Our pasts together and personality quirks are so complicated. And then there are the circumstances into which we are born, ranging from simple birth order factors to the family’s mood at the time of our arrival. During hard times, war, illness, or following death, children still arrive. Life in a family is not easy, even in the best of times, but it’s all that any of us knows in our early years. But with any luck, we will continue to know family life throughout all our years, regardless of the challenges it brings us.
Despite my growing up with only my parents and one brother, I come from a large extended family. My past is filled from memories of Thanksgivings and Christmases and summer visits to my grandparents’ home—a home where all my aunts and uncles and cousins would gather in noisy groups—and in my dreams I still return to that mythical home where I gather once more with those people who were so important to who I am and who I became. Those sorts of dreams come also to my relatives in their sleep. This sense of home is definitely with us when we gather in other places, but we have never truly dreamed we could return to the house that cradled us and shaped us so.
That is we thought we could never return . . . until my cousin and her husband realized the dream of buying back the house that had passed from our family over 30 years ago.
After over a year of a whole lot of elbow grease, blood, sweat, tears, and money, the house is again the home of our dreams. When my cousin called us home to our recent Christmas in July reunion, the house—and our ability to gather together in it—was a present like no other.

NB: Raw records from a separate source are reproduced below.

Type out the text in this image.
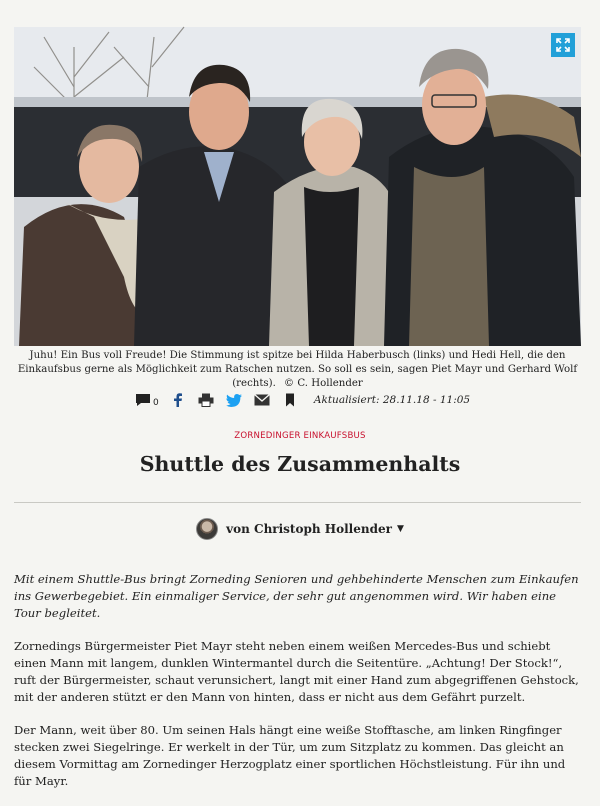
Juhu! Ein Bus voll Freude! Die Stimmung ist spitze bei Hilda Haberbusch (links) und Hedi Hell, die den Einkaufsbus gerne als Möglichkeit zum Ratschen nutzen. So soll es sein, sagen Piet Mayr und Gerhard Wolf (rechts). © C. Hollender
0	Aktualisiert: 28.11.18 - 11:05
ZORNEDINGER EINKAUFSBUS
Shuttle des Zusammenhalts
von Christoph Hollender ▼

Mit einem Shuttle-Bus bringt Zorneding Senioren und gehbehinderte Menschen zum Einkaufen ins Gewerbegebiet. Ein einmaliger Service, der sehr gut angenommen wird. Wir haben eine Tour begleitet.

Zornedings Bürgermeister Piet Mayr steht neben einem weißen Mercedes-Bus und schiebt einen Mann mit langem, dunklen Wintermantel durch die Seitentüre. „Achtung! Der Stock!“, ruft der Bürgermeister, schaut verunsichert, langt mit einer Hand zum abgegriffenen Gehstock, mit der anderen stützt er den Mann von hinten, dass er nicht aus dem Gefährt purzelt.

Der Mann, weit über 80. Um seinen Hals hängt eine weiße Stofftasche, am linken Ringfinger stecken zwei Siegelringe. Er werkelt in der Tür, um zum Sitzplatz zu kommen. Das gleicht an diesem Vormittag am Zornedinger Herzogplatz einer sportlichen Höchstleistung. Für ihn und für Mayr.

I would love to tell you that the dream realized was all twinkly lights and laughter and hugs and songs sung in perfect harmony and moments captured in picture perfect clarity. It was all that and more, and, yet, as in any family, sour notes remain: sibling discord, marriages dissolved, children who won’t sleep, favoritism, regrets, and disagreements over shared history. What’s past is not often past.
The truth is I did leave swathed in a feeling not unlike the sunshine that streamed through the large windows or the peacefulness that came to me as I took in the bucolic views from those windows. I chose to feel the love—which is real and huge and something I know not everyone gets to feel in this life—and also chose to push away the cobwebs that lurked in the dark corners because I realize I am lucky enough that those cobwebs are only a small part of this thing called family in my life.
And, yet, my own home is also a microcosm of that larger family home. The love here is real and huge and something not everyone gets to experience. But sometimes the reality of who we are together and alone is simply too hard to bear. We forget that together we are the protection for one another from what happens outside our homes and instead project what others have done to us on those who love us most. And despite our best intentions, so often we cannot figure out how to be ourselves without hurting one another. In those moments our home becomes just another house.
The real dream of my grandparents’ house or my house or of any house will be that the house can be the peaceful space we can call home: that feeling that comes in those moments when family members forget or minimize any differences and just give into the love that binds us together.
Blest be the ties that bind our hearts and bring about fellowship of kindred minds—and remind us just why peace in our families—no matter how imperfect the peace or the family—is what really makes a house a home.